Essa é a melhor forma de mostrar ao julgador o que aconteceu e porque a autuação está errada, consiste em:

  1. Situar “temporalmente” o julgador aos fatos ocorridos;
  2. Apresentar “quem” é o autuado;
  3. Dizer “o que” aconteceu, “onde” aconteceu, “por qual meio foi constatado” e “por qual motivo” aconteceu;
  4. Relatar “porque é ilegal/irregular”, correlacionando à norma legal aos fatos ocorridos;
  5. Dizer “por que” você tem razão, demonstrando os artigos de Lei que foram violados no processo administrativo;
  6. Dizer “o que” você pretende com aquela peça de defesa prévia ou recurso;
  7. Informar, ainda, “como” você vai provar sua tese ou “por que” o julgador deve observar as provas que você apresentou e “como” essa prova contradiz a palavra do agente fiscalizador.

Tente fazer um relato simples e direto do seu ponto de vista, sem atacar o agente de trânsito, ainda que tenha cometido um erro absurdo.
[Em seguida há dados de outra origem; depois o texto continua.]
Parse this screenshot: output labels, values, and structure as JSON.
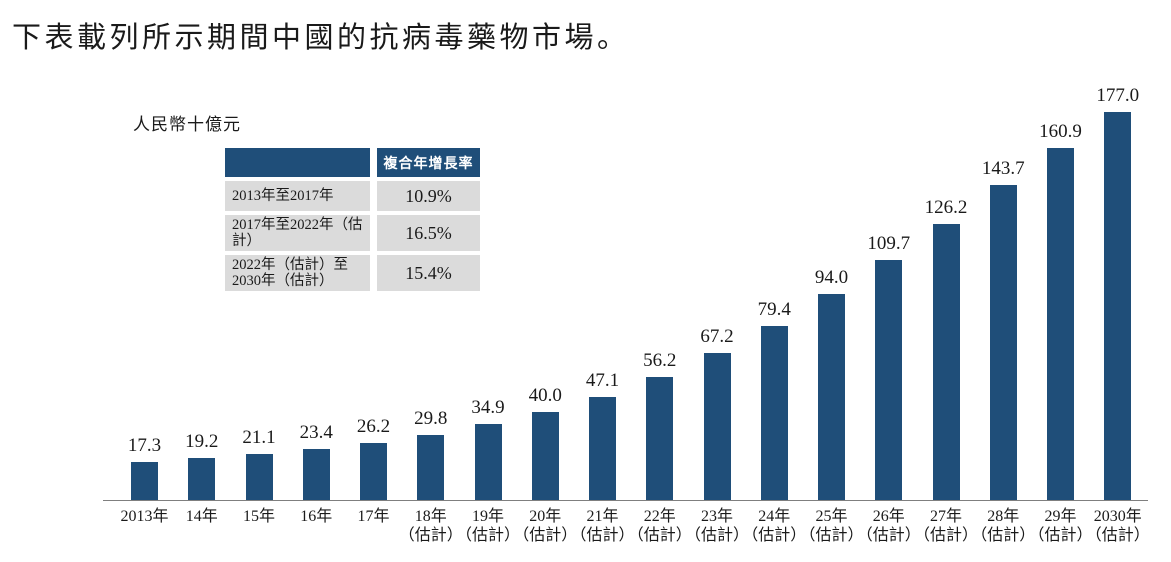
{
  "page_title": "下表載列所示期間中國的抗病毒藥物市場。",
  "unit_label": "人民幣十億元",
  "cagr_table": {
    "header_label": "複合年增長率",
    "rows": [
      {
        "period_lines": [
          "2013年至2017年"
        ],
        "value": "10.9%"
      },
      {
        "period_lines": [
          "2017年至2022年（估計）"
        ],
        "value": "16.5%"
      },
      {
        "period_lines": [
          "2022年（估計）至",
          "2030年（估計）"
        ],
        "value": "15.4%"
      }
    ]
  },
  "colors": {
    "bar": "#1F4E79",
    "table_header_bg": "#1F4E79",
    "table_header_text": "#FFFFFF",
    "table_row_bg": "#DBDBDB",
    "axis_line": "#7F7F7F",
    "text": "#1A1A1A"
  },
  "chart_data": {
    "type": "bar",
    "title": "下表載列所示期間中國的抗病毒藥物市場。",
    "ylabel": "人民幣十億元",
    "categories": [
      "2013年",
      "14年",
      "15年",
      "16年",
      "17年",
      "18年（估計）",
      "19年（估計）",
      "20年（估計）",
      "21年（估計）",
      "22年（估計）",
      "23年（估計）",
      "24年（估計）",
      "25年（估計）",
      "26年（估計）",
      "27年（估計）",
      "28年（估計）",
      "29年（估計）",
      "2030年（估計）"
    ],
    "values": [
      17.3,
      19.2,
      21.1,
      23.4,
      26.2,
      29.8,
      34.9,
      40.0,
      47.1,
      56.2,
      67.2,
      79.4,
      94.0,
      109.7,
      126.2,
      143.7,
      160.9,
      177.0
    ],
    "value_labels": [
      "17.3",
      "19.2",
      "21.1",
      "23.4",
      "26.2",
      "29.8",
      "34.9",
      "40.0",
      "47.1",
      "56.2",
      "67.2",
      "79.4",
      "94.0",
      "109.7",
      "126.2",
      "143.7",
      "160.9",
      "177.0"
    ],
    "ylim": [
      0,
      190
    ],
    "grid": false,
    "legend": false,
    "bar_color": "#1F4E79",
    "annotations": {
      "cagr_2013_2017": "10.9%",
      "cagr_2017_2022e": "16.5%",
      "cagr_2022e_2030e": "15.4%"
    }
  }
}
Lembre-se que ao escrever palavras de baixo calão ou vulgares, o julgador tende a levar isso para o lado pessoal. Ninguém gosta de insultos, mesmo que sejam direcionadas a outra pessoa.

Evite também o “professorismo” ou o “juridiquês” em seu recurso, por mais que você tenha conhecimento sobre o tema. Além de passar uma imagem de uma pessoa arrogante, o cérebro do julgador vai entender que você está desmerecendo o julgamento e o próprio julgador.

Lembre-se de que argumentar é uma coisa isolada. Agora, argumentar apontando fatos e normas de direito é outra coisa. Quando você demonstra a ilegalidade do ato administrativo, apontando todas as normas legais que foram violadas e as provas de que o que você está dizendo é verdadeiro, fica difícil para o julgador manter o processo administrativo intacto.

Dizem que contra fatos demonstrados, não existem argumentos contrários.

Outro detalhe ao qual você deve ficar atento é o texto contraditório. Já li muitos recursos contra penalidades de multa que afirmam que o condutor não estava naquele local, dia e horário ao mesmo tempo em que afirmam não terem observado a presença de nenhum agente fiscalizador. Como isso é possível? Ou mesmo, dizer que não cometeu a infração por estacionar em local proibido ao mesmo tempo em que afirma ter deixado o veículo apenas parado no local, com pisca alerta ligado. Hãããm?

E não se esqueça da lógica. Se você vai argumentar que não estava no local, lembre-se que a lógica é demonstrar que o veículo estava em local diverso e não o condutor. Isso porque, um veículo pode ser conduzido por “qualquer” condutor. Não tem lógica demonstrar que o proprietário ou condutor apresentado estava em local diverso, já que a ferramenta do cometimento da infração foi o veículo.

Finalizando, lembre-se que você está apresentando uma peça de recurso e não um livro. Peças muito extensas, além de cansativas, aumentam as chances de você ser contraditório em seus argumentos.

Concluindo, não é a beleza da peça que vai ser determinante para o êxito ou fracasso de seus pedidos, mas convenhamos, uma peça bem formatada dá gosto de ler e inevitavelmente, vai causar uma primeira impressão no julgador que aumentam as chances dos seus pedidos serem deferidos.

VAGNER OLIVEIRA é advogado especializado em Direito de Trânsito, professor do curso “Prática Forense no Direito de Trânsito”, autor do livro “Infrações de trânsito sob a ótica do defensor de condutores” e colunista da revista “Trânsito e Direito”.